Swivel’s $8 million Series A round was led by Jim Breyer of Breyer Capital. Breyer was one of the first institutional investors in Facebook. Breyer is investing $5 million with the remaining investment coming from JLL Spark, which is the largest real estate brokerage firm in Austin.

“The future of real estate will continue to be defined by the demand for flexibility,” Breyer, founder, and CEO, Breyer Capital, said in a news release. “Swivel is positioned to redefine the entire office leasing experience for startups and established companies alike by eliminating upfront costs and move-out penalties. Swivel brings an innovative fintech-based approach that allows landlords to streamline leasing through terms that deliver the value of flexibility to tenants, as well as their investors.”

Swivel, founded in 2016, previously raised $6.6 million in seed-stage financing. It officially launched last November with its agile leasing platform targeting middle tier, growing companies seeking to level-up from co-working spaces or expand into bigger private spaces. Swivel works with tenants such as Dremio, Graylog, Guideline 401K, hOp, Plivo, Samcart, TalentRobot and Vertify.

 “We’ve been testing the Swivel platform out primarily in Austin for two years now,” Harmon said. Swivel has been perfecting its model in Texas before launching it nationwide, he said.

“Late last year we felt like we had enough landlords and tenants that had used Swivel to go nationwide,” he said.

Swivel, which has 10 employees, plans to hire 10 to 20 more people this year to take Swivel beyond Texas to eight or nine cities, Harmon said.

In addition to Denver, Swivel is considering expanding to Boston, New York, Northern Virginia, Charlotte, NC, Los Angeles, Salt Lake, and San Francisco.

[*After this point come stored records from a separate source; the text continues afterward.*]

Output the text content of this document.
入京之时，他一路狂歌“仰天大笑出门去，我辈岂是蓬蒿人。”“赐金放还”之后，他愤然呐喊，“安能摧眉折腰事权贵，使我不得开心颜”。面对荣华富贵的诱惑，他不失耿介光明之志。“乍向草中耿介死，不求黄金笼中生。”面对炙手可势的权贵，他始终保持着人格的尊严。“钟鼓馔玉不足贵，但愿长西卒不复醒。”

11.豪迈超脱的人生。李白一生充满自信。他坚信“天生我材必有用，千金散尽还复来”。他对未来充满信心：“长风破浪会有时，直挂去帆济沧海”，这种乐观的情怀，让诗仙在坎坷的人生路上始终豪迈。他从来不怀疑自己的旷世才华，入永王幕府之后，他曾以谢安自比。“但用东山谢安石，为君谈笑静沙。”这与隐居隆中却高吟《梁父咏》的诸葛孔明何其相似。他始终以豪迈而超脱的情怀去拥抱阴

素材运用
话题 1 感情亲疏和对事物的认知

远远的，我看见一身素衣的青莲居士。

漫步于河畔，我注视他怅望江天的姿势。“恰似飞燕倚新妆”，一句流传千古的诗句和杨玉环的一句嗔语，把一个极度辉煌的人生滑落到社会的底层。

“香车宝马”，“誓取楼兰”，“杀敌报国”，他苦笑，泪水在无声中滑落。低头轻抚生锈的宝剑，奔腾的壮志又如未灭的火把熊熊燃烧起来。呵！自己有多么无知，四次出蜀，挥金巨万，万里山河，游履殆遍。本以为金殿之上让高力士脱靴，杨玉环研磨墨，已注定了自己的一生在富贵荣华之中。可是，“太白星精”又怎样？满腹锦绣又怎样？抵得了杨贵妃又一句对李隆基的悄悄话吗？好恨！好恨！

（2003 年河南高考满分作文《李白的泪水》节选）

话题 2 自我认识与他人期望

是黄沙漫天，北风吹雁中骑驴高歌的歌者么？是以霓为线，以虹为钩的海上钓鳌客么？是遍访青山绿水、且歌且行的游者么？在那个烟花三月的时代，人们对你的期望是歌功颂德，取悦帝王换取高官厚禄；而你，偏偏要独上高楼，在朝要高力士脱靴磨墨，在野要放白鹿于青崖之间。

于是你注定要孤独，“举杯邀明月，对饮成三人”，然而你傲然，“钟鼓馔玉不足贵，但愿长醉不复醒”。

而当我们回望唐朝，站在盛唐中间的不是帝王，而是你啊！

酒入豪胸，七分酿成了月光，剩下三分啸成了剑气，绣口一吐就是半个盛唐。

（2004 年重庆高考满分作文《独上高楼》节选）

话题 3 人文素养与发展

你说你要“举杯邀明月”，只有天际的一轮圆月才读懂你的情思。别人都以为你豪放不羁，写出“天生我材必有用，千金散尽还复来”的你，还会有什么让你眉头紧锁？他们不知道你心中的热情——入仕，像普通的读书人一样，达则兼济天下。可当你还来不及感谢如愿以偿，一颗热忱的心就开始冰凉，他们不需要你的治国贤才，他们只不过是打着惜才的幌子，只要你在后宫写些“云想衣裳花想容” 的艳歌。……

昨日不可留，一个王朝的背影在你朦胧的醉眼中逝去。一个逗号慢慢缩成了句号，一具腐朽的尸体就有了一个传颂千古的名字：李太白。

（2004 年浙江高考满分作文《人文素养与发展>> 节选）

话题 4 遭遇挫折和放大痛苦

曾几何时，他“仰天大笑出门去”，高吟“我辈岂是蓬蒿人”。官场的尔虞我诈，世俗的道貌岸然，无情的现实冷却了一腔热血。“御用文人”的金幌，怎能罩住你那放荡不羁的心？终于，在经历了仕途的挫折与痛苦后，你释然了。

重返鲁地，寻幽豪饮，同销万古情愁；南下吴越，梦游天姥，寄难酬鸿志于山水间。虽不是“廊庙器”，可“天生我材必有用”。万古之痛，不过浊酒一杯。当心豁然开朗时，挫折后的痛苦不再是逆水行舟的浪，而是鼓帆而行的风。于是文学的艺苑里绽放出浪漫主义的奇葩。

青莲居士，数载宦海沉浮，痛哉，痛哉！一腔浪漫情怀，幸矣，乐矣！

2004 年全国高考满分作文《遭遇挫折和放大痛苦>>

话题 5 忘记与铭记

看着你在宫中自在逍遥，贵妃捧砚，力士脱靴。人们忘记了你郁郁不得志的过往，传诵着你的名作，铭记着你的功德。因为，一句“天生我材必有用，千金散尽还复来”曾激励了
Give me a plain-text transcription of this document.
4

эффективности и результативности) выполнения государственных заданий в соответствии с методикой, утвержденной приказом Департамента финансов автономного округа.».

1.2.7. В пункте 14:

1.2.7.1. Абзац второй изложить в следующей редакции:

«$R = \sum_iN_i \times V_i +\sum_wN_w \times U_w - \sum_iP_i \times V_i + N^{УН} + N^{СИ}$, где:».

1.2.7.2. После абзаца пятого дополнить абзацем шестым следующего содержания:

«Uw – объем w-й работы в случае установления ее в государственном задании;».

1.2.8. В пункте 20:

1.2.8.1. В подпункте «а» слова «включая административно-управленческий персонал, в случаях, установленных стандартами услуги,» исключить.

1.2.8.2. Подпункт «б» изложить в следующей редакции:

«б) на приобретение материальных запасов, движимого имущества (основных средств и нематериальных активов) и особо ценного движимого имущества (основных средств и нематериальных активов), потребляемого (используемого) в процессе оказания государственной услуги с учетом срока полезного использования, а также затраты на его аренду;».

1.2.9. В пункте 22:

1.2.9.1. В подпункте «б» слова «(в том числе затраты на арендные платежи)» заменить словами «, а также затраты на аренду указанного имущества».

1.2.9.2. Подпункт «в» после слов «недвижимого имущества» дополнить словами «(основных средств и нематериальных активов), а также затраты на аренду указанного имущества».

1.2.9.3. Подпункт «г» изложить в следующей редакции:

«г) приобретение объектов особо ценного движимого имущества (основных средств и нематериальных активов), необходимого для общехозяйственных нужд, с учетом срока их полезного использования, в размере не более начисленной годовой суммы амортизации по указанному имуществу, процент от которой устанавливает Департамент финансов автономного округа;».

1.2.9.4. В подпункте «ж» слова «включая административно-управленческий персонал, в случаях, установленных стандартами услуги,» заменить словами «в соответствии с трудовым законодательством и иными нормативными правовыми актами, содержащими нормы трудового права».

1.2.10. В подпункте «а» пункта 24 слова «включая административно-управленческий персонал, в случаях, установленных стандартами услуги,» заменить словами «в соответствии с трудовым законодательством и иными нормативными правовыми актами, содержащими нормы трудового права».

“Swivel works hand and glove with landlords,” Harmon said.

The company looks for landlords that want to offer more flexible leases ranging from one year to three years for their buildings. Those short-term leases appeal to fast-growing companies in the technology industry, but also to marketing firms, financial services companies, and creative firms, he said.

“That’s really a trend that started in tech but has grown really rapidly,” Harmon said. The number one requirement is companies want a more flexible way to lease office space today, he said.

Swivel has primarily been in the Austin market, but it has partners in Dallas and Houston, Harmon said. It doesn’t have a presence yet in San Antonio, but it is working on launching one, he said.

Austin remains a real tight real estate market, Harmon said. The prices continue to go up and downtown is becoming prohibitively expensive, he said. Now, the number one requested area is East Austin for office space, he said. But most California companies relocating to Austin are still asking for downtown locations, he said.

“They want their first office to be in a cool space,” he said.

Companies like to be in areas where there are good restaurants, Harmon said.

And the prices are still relatively inexpensive in Austin compared to the Bay area, he said

“The workforce whether they are engineers, sales or marketing people they want to be where the action is,” Harmon said.